Sabu came to Phnom Penh with his family five years ago. His wife Mercy took a job at an international school in Phnom Penh. The family moved from Kerala in Southern India to start a new life in Cambodia. Their daughter Dewoo Theresa goes to an international school. The extended family of the small Sabu family is much bigger though: “We have about 80 family members living in Cambodia. Eighty percent of them live in Phnom Penh.”
They all come together to celebrate the major Hindu holidays like Deepavali, the festival of lights, or Holi the festival of spring. The festivities are usually held at the InterContinental or Naga Hotel with other families in attendance.
“On last year’s Deepavali in November there were about 150 people,” Sabu says. “Usually we go on holidays with three or four other Indian families. Over Pchun Ben we all went to Vietnam.”
As much as Indians are a well integrated part of Cambodian society, they also have a strong business influence. Debasish Pattnaik is vice chairman and CEO of the Cambodia-based D&D Pattnaik Group, as well as President of the Indian Chamber of Commerce in Cambodia. His family name suggests that he is related to Ambassador Pattnaik.

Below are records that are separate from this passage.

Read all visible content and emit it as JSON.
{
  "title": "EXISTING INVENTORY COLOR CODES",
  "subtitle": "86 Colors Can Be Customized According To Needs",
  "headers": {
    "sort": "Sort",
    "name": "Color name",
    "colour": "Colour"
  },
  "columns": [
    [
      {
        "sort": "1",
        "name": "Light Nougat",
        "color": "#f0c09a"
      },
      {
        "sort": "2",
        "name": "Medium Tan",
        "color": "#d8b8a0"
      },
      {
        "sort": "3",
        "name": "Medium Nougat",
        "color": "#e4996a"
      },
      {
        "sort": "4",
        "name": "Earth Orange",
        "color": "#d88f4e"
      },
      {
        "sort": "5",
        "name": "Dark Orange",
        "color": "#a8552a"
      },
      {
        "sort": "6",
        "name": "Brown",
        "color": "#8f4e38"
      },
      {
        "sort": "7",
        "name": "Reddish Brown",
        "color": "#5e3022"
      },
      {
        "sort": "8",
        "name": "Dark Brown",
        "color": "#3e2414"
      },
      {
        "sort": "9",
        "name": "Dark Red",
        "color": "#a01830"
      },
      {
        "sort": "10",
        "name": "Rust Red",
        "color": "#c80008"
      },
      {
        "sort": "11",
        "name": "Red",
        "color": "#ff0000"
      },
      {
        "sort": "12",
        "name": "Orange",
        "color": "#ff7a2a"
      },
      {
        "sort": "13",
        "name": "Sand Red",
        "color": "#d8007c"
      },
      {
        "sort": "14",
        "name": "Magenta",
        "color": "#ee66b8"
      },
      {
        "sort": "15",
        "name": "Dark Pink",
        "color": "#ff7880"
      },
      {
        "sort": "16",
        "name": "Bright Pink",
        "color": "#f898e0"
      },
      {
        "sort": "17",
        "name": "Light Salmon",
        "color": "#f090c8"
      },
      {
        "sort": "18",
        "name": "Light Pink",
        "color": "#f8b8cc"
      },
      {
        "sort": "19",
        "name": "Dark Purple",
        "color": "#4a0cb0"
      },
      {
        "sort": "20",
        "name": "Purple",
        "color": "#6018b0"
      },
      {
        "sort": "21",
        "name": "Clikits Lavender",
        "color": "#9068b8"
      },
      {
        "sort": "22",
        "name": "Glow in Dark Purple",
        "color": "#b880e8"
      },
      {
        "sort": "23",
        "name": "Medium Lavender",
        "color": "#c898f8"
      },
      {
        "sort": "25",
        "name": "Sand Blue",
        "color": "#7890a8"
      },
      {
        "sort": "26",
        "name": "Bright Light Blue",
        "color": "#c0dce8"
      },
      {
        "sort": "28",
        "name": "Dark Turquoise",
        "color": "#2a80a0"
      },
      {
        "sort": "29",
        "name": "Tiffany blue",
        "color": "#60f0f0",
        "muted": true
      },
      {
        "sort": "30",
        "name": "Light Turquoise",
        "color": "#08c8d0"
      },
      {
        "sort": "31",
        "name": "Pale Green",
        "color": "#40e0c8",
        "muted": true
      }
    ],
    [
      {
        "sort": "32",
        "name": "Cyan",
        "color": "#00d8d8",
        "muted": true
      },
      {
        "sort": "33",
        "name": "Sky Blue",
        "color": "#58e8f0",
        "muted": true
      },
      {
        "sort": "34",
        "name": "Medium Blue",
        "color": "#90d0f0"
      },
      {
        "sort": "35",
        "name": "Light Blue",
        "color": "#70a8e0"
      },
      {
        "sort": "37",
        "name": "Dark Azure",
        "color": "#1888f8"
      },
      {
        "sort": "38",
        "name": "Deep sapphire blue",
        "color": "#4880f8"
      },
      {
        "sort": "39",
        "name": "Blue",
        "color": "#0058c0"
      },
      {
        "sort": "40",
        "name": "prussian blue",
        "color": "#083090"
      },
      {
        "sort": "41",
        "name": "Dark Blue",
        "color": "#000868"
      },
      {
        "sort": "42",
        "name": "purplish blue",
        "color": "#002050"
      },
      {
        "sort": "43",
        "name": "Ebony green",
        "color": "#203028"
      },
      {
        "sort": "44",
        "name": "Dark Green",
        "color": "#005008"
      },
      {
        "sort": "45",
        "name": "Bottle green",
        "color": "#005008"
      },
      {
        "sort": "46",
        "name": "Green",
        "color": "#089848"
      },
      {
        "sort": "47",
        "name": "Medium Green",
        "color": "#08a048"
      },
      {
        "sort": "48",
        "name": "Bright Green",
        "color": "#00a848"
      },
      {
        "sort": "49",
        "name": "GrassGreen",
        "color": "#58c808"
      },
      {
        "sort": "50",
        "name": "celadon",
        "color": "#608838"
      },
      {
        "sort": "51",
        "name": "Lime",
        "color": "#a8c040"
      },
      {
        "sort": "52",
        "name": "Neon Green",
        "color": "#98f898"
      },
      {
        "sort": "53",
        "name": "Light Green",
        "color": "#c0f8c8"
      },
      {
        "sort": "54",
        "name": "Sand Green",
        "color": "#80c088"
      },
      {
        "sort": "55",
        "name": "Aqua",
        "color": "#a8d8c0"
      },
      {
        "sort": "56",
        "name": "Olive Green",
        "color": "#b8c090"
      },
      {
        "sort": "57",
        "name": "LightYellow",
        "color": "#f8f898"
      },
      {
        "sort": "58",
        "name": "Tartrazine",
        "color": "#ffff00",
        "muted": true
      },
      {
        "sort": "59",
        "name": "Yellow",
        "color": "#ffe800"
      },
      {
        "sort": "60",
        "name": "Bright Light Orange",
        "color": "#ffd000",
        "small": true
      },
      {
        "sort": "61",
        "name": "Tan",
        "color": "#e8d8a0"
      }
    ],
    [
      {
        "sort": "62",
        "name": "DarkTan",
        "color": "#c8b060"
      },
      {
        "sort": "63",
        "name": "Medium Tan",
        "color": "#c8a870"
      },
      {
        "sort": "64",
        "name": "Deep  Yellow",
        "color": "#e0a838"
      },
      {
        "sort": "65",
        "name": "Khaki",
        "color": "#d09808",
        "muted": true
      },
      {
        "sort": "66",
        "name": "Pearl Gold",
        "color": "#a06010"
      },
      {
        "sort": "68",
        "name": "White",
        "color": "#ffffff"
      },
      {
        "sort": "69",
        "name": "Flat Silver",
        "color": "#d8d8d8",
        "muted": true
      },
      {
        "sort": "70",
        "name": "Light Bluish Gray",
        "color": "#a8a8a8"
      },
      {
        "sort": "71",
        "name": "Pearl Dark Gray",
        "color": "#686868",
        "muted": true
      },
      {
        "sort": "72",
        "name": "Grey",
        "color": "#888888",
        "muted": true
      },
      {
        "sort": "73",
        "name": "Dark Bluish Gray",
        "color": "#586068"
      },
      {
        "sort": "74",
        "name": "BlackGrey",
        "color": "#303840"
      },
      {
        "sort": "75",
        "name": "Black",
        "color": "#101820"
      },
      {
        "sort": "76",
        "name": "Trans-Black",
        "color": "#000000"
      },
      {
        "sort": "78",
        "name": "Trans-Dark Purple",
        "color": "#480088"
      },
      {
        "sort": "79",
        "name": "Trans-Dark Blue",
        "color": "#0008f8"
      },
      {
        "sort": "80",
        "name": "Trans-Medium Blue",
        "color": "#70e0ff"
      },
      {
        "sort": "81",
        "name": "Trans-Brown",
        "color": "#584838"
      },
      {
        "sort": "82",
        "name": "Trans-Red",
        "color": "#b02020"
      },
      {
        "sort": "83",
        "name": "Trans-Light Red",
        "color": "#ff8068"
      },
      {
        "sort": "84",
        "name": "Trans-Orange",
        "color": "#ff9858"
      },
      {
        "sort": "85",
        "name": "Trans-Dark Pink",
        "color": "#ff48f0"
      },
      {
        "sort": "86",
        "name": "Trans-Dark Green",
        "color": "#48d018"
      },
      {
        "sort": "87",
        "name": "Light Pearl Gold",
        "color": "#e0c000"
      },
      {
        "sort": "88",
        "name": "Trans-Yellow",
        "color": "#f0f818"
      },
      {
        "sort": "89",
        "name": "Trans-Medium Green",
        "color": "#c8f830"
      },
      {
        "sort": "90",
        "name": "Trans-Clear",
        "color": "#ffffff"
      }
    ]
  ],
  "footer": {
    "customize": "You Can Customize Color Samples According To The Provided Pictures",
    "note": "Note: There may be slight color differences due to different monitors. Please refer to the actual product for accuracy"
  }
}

“We are just from the same area in the east of India. The Pattnaiks are a big clan,” the businessman explains. Without having to think for long, Pattnaik knows all statistics and figures related to bilateral relations between India and Cambodia.

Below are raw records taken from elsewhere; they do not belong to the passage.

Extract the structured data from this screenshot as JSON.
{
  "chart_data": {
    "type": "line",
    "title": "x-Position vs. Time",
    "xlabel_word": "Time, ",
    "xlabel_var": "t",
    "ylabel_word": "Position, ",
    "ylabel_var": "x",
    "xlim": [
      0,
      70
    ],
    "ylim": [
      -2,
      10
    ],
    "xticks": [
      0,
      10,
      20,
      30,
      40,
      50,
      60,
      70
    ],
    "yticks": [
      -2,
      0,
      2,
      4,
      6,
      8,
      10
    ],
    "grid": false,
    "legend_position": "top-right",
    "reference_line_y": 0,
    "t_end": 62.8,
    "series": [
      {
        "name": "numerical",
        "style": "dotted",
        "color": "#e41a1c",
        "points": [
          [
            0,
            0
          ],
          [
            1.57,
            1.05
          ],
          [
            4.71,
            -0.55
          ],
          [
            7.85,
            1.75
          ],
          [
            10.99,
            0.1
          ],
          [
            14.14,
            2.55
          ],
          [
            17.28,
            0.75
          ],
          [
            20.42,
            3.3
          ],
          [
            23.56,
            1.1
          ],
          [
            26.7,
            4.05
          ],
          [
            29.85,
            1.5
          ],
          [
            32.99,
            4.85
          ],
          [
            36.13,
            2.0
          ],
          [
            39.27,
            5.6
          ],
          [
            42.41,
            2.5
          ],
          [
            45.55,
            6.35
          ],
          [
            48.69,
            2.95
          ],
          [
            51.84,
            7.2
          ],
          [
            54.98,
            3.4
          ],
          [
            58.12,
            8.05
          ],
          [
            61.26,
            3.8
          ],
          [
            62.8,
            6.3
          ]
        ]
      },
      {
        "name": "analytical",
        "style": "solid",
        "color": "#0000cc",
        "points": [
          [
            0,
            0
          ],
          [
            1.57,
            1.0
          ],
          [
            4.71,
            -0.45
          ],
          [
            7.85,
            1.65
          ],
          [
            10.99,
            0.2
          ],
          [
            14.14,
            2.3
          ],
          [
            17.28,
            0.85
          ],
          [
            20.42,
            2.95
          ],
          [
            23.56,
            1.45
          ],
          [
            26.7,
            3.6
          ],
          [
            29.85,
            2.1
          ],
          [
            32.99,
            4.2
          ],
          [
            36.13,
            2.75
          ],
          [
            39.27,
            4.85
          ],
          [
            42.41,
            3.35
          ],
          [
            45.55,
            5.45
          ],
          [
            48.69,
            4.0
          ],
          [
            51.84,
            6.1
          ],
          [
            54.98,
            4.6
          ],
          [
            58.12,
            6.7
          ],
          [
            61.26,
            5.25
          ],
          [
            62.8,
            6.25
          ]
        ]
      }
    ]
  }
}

According to Pattnaik, annual trade between Cambodia and India amounts to US$80 million. Compared to other trade partners like China and Vietnam, the Indian trade volume is relatively low, but the goods imported from India are important to the Cambodian people.
“Pharmaceuticals are the biggest Indian business in Cambodia. Indian western style medicine is good quality and very cheap. About 150 Indian companies bring goods and affordable medicine to the Cambodian people,” Pattnaik says.
Despite Indian investment in Cambodia being comparably small to other countries, they matter a great deal. According to Pattnaik, Chinese and Vietnamese companies invest in garment production and agriculture. This requires semi-skilled labour instead of professionals.
Meanwhile, high-tech companies from the West come into Cambodia with the aim of tapping into offshore oil and gas occurrences. Cambodia lacks the infrastructure and skills to exploit these natural resources.
“That’s where we as Indians can function as a bridge. India can bring knowledge of engineering here. We have already done that in our country,” Pattnaik says.
Indian businessmen like Pattnaik believe that India has its role to play in the economic development of the country.
“We feel at home and not out of place in Cambodia, like we would in Western countries. Here we are at ease and there is mutual respect.”